The Mail, a rightwing newspaper with a campaigning Eurosceptic and Climate-sceptic outlook, is not afraid to court controversy. It recently attacked the patriotic convictions of the UK Labour Party leader Ed Milliband’s dead Jewish father, Ralph.
Bragg said that the paper was institutionally cynical and provided a “daily diet of xenophobia”. If he could give Brussels one piece of advice, it would be to “buy the Daily Mail,” he said. “Take it over, install a new editor and start putting facts about the European Union in there.”
A referendum on leaving the EU which the Mail and other UK newspapers had campaigned for was elevating an issue that the public barely cared about, he argued.
“The reason the Conservative party is offering a referendum is because Rupert Murdoch [owner of the Sun and the Times], the Barclay Brothers [who own the Telegraph Media Group] and Lord Rothermere [owner of the Daily Mail] want a referendum,” he said. “The CBI doesn’t want it. [David] Cameron clearly doesn’t really want it. Everyone recognises that it’s an expression of the worst aspects of the ‘Little Englander’ mentality, and I think that it is an English thing as well.”
In the past, Bragg has written songs about the conservative influence of the British press, such as 'It says here'.
"The Daily Mail, the Times, the Telegraph, the Daily Express are just pouring scorn on anything that is not British," he said, when the meaning of such terms was in flux. "Mo Farah is British. Maybe Scotland isn’t British. All these things are moving."
Bragg's political interests go beyond the media and he also praised the EU’s stand on bankers bonuses, one of the things that the Conservative Party “really hate about the European Union,” he said.
Brussels “supplies a lot of accountability that we don’t get from our government, which is much more neo-liberal than the consensus in Europe,” Bragg explained. “It has actually been the legislation of the European Union that has held up the rights of minorities, workers and women. That’s what they are complaining about: the ‘red tape’ that keeps them clean.”
In 2006, Bragg went from songwriter to author, penning a book called ‘The progressive Patriot’ in which he called on British socialists to reclaim patriotism from the right, an idea with a lineage stretching back to George Orwell.
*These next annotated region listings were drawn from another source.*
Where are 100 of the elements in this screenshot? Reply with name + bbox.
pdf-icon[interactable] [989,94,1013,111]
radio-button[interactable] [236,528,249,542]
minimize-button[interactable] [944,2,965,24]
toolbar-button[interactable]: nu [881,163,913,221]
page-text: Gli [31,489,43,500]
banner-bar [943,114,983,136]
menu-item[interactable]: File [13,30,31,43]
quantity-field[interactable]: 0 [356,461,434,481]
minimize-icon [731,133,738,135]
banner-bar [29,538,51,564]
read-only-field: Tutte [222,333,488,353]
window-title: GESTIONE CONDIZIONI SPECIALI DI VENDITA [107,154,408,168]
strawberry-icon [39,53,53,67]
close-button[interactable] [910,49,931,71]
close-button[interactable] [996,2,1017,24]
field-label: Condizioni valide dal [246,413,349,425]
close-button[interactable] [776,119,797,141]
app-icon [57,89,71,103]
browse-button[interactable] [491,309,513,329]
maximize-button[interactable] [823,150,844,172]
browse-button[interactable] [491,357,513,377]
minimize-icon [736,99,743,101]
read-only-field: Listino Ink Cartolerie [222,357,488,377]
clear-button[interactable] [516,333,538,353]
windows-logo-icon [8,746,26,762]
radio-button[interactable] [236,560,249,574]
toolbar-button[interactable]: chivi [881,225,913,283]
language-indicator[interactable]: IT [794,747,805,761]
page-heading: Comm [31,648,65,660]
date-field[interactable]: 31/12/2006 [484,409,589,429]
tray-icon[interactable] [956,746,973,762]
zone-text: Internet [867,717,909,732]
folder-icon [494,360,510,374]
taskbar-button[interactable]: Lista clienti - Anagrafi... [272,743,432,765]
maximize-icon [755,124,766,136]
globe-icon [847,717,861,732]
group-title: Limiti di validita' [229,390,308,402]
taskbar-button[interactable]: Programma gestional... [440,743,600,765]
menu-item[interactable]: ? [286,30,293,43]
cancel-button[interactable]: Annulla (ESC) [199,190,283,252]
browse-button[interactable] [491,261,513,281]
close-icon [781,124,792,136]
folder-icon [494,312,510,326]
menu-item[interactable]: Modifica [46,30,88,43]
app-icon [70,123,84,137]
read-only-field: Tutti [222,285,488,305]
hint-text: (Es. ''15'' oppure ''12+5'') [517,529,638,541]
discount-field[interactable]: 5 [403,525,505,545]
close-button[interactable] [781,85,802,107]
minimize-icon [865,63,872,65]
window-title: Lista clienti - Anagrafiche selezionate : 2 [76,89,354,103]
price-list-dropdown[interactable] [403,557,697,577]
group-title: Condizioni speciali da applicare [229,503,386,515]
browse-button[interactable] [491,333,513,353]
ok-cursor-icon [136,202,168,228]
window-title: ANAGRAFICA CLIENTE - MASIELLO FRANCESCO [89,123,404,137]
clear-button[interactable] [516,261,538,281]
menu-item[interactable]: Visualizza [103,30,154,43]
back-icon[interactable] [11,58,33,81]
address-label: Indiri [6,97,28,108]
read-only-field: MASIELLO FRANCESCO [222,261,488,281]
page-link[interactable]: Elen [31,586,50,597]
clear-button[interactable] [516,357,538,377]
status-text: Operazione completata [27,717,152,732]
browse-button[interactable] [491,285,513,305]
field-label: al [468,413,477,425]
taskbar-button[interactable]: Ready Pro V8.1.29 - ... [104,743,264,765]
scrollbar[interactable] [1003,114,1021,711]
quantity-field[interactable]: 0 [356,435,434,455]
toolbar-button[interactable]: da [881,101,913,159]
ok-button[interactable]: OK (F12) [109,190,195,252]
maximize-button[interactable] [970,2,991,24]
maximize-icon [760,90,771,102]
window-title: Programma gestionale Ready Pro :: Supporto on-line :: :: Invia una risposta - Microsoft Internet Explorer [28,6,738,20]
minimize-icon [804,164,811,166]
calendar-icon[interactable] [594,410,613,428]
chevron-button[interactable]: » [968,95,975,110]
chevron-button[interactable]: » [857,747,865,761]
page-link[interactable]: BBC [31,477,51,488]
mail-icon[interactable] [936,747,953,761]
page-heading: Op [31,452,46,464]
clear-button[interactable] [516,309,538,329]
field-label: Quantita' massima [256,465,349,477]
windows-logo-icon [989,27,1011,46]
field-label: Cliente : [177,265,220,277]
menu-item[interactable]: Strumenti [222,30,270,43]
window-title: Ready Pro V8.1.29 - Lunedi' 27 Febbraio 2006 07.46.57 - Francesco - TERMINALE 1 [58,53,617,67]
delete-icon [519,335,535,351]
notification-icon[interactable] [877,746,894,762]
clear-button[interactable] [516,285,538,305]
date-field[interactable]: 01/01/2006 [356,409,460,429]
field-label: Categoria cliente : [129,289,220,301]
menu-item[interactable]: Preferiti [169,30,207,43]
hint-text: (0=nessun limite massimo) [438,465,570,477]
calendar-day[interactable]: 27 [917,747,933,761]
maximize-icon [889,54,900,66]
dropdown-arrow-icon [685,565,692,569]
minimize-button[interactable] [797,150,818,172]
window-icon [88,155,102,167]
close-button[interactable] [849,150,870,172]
The popular pop-folk singer developed the theme in songs such as ‘Half-English’, with its embrace of England’s cultural diversity and melange of traditions.
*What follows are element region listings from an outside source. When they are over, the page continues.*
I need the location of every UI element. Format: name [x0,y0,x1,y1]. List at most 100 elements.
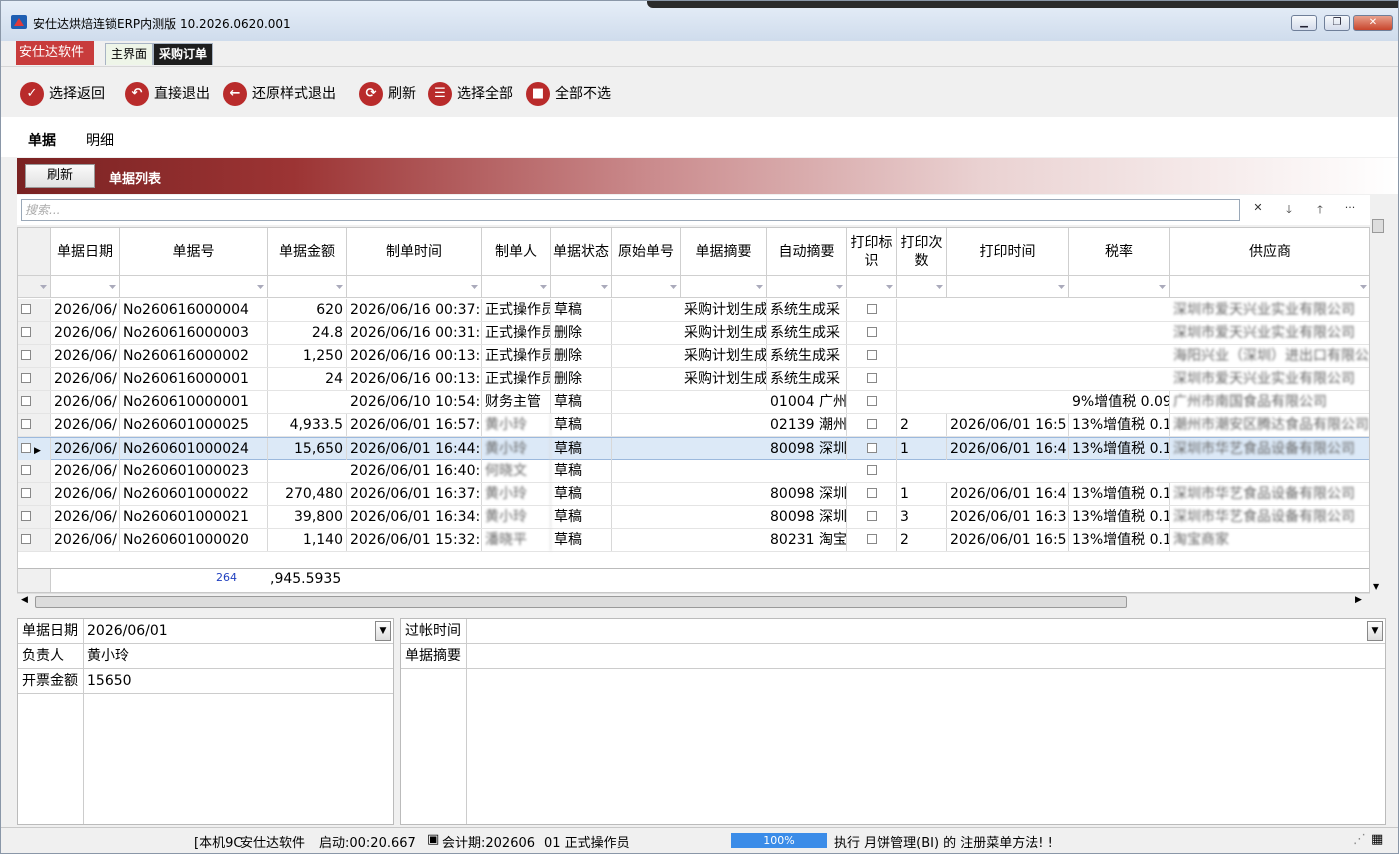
row-checkbox[interactable] [21,350,31,360]
column-filter[interactable] [1069,276,1170,298]
cell-maker: 正式操作员 [482,299,551,321]
minimize-button[interactable]: ▁ [1291,15,1317,31]
chevron-down-icon[interactable]: ▼ [375,621,391,641]
cell-supplier: 广州市南国食品有限公司 [1170,391,1369,413]
print-flag-checkbox[interactable] [866,488,877,498]
column-header[interactable]: 制单时间 [347,228,482,276]
column-header[interactable]: 打印次数 [897,228,947,276]
row-checkbox[interactable] [21,488,31,498]
row-checkbox[interactable] [21,327,31,337]
column-header[interactable]: 单据号 [120,228,268,276]
column-header[interactable]: 打印标识 [847,228,897,276]
more-icon[interactable]: ··· [1339,201,1361,214]
column-filter[interactable] [120,276,268,298]
print-flag-checkbox[interactable] [866,443,877,453]
vertical-scroll-thumb[interactable] [1372,219,1384,233]
print-flag-checkbox[interactable] [866,465,877,475]
resize-grip-icon[interactable]: ⋰ [1353,832,1366,847]
title-bar[interactable]: 安仕达烘焙连锁ERP内测版 10.2026.0620.001 ▁ ❐ ✕ [1,1,1398,41]
cell-status: 草稿 [551,414,612,436]
column-filter[interactable] [947,276,1069,298]
column-header[interactable]: 单据摘要 [681,228,767,276]
tab-doc[interactable]: 单据 [28,130,56,150]
detail-summary-field[interactable] [467,644,1385,669]
print-flag-checkbox[interactable] [866,327,877,337]
detail-post-time-field[interactable] [467,619,1385,644]
tab-purchase-order[interactable]: 采购订单 [153,43,214,65]
row-checkbox[interactable] [21,419,31,429]
horizontal-scrollbar[interactable]: ◀ ▶ [17,593,1370,610]
column-filter[interactable] [612,276,681,298]
detail-invoice-field[interactable]: 15650 [84,669,393,694]
column-header[interactable]: 单据日期 [51,228,120,276]
close-button[interactable]: ✕ [1353,15,1393,31]
column-header[interactable]: 打印时间 [947,228,1069,276]
print-flag-checkbox[interactable] [866,534,877,544]
column-filter[interactable] [51,276,120,298]
scroll-left-icon[interactable]: ◀ [21,595,28,605]
row-checkbox[interactable] [21,304,31,314]
print-flag-checkbox[interactable] [866,396,877,406]
arrow-up-icon[interactable]: 🡑 [1309,201,1331,220]
print-flag-checkbox[interactable] [866,373,877,383]
table-row[interactable]: 2026/06/No260601000025 4,933.5 2026/06/01 … [18,414,1369,437]
column-filter[interactable] [847,276,897,298]
table-row[interactable]: 2026/06/No260610000001 2026/06/10 10:54: 财… [18,391,1369,414]
cell-date: 2026/06/ [51,391,120,413]
print-flag-checkbox[interactable] [866,419,877,429]
column-filter[interactable] [897,276,947,298]
chevron-down-icon[interactable]: ▼ [1367,621,1383,641]
cell-time: 2026/06/01 16:40: [347,460,482,482]
tab-main[interactable]: 主界面 [105,43,154,65]
table-row[interactable]: 2026/06/No260601000020 1,140 2026/06/01 15… [18,529,1369,552]
row-checkbox[interactable] [21,396,31,406]
search-input[interactable]: 搜索... [21,199,1240,221]
column-header[interactable]: 供应商 [1170,228,1369,276]
arrow-down-icon[interactable]: 🡓 [1278,201,1300,220]
row-checkbox[interactable] [21,511,31,521]
column-header[interactable]: 单据金额 [268,228,347,276]
calculator-icon[interactable]: ▦ [1371,832,1383,847]
table-row[interactable]: 2026/06/No260601000022 270,480 2026/06/01 … [18,483,1369,506]
tab-detail[interactable]: 明细 [86,130,114,150]
column-header[interactable]: 制单人 [482,228,551,276]
cell-date: 2026/06/ [51,368,120,390]
column-filter[interactable] [551,276,612,298]
table-row[interactable]: 2026/06/No260616000002 1,250 2026/06/16 00… [18,345,1369,368]
print-flag-checkbox[interactable] [866,350,877,360]
row-checkbox[interactable] [21,373,31,383]
table-row[interactable]: 2026/06/No260616000003 24.8 2026/06/16 00:… [18,322,1369,345]
column-header[interactable]: 原始单号 [612,228,681,276]
vertical-scrollbar[interactable]: ▼ [1370,195,1386,593]
cell-time: 2026/06/16 00:31: [347,322,482,344]
column-filter[interactable] [347,276,482,298]
horizontal-scroll-thumb[interactable] [35,596,1127,608]
table-row[interactable]: 2026/06/No260601000021 39,800 2026/06/01 1… [18,506,1369,529]
list-refresh-button[interactable]: 刷新 [25,164,95,188]
column-filter[interactable] [1170,276,1369,298]
column-filter[interactable] [767,276,847,298]
scroll-down-icon[interactable]: ▼ [1373,582,1379,591]
clear-search-icon[interactable]: ✕ [1247,201,1269,214]
detail-owner-field[interactable]: 黄小玲 [84,644,393,669]
column-filter[interactable] [681,276,767,298]
scroll-right-icon[interactable]: ▶ [1355,595,1362,605]
brand-menu[interactable]: 安仕达软件 ▾ [16,41,94,84]
row-checkbox[interactable] [21,534,31,544]
column-header[interactable]: 自动摘要 [767,228,847,276]
print-flag-checkbox[interactable] [866,511,877,521]
row-checkbox[interactable] [21,465,31,475]
print-flag-checkbox[interactable] [866,304,877,314]
table-row[interactable]: 2026/06/No260616000001 24 2026/06/16 00:13… [18,368,1369,391]
column-header[interactable]: 税率 [1069,228,1170,276]
column-header[interactable]: 单据状态 [551,228,612,276]
column-filter[interactable] [268,276,347,298]
table-row[interactable]: 2026/06/No260616000004 620 2026/06/16 00:3… [18,299,1369,322]
document-grid[interactable]: 单据日期 单据号 单据金额 制单时间 制单人 单据状态 原始单号 单据摘要 自动摘要 打印标识 打印… [17,227,1370,593]
row-checkbox[interactable] [21,443,31,453]
table-row[interactable]: 2026/06/No260601000023 2026/06/01 16:40: 何… [18,460,1369,483]
restore-button[interactable]: ❐ [1324,15,1350,31]
detail-date-field[interactable]: 2026/06/01 [84,619,393,644]
table-row[interactable]: ▶ 2026/06/No260601000024 15,650 2026/06/01 … [18,437,1369,462]
column-filter[interactable] [482,276,551,298]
'Sacrifice of sovereignty'
But he insists that he is also a European and “happy to make that sacrifice of sovereignty” involved in EU membership if it means that his son never has to fight in a European war, as his father did.
Bragg argues that the failure of the UK’s left to engage in identity politics has created a vacuum, filled by rightwing forces such as the UK Independence Party at the polls and, currently, the English Defence League on the streets and potentially in the pop charts too.
“The left is colour-blind,” Bragg said. “It doesn’t do flags. It has no point of connection with that debate whatsoever.”
But as a long-standing socialist, he added it was “very important” for young people to vote in the European elections. “I don’t buy the Russell Brand thing,” he said, in reference to the comedian’s recent call for an electoral boycott.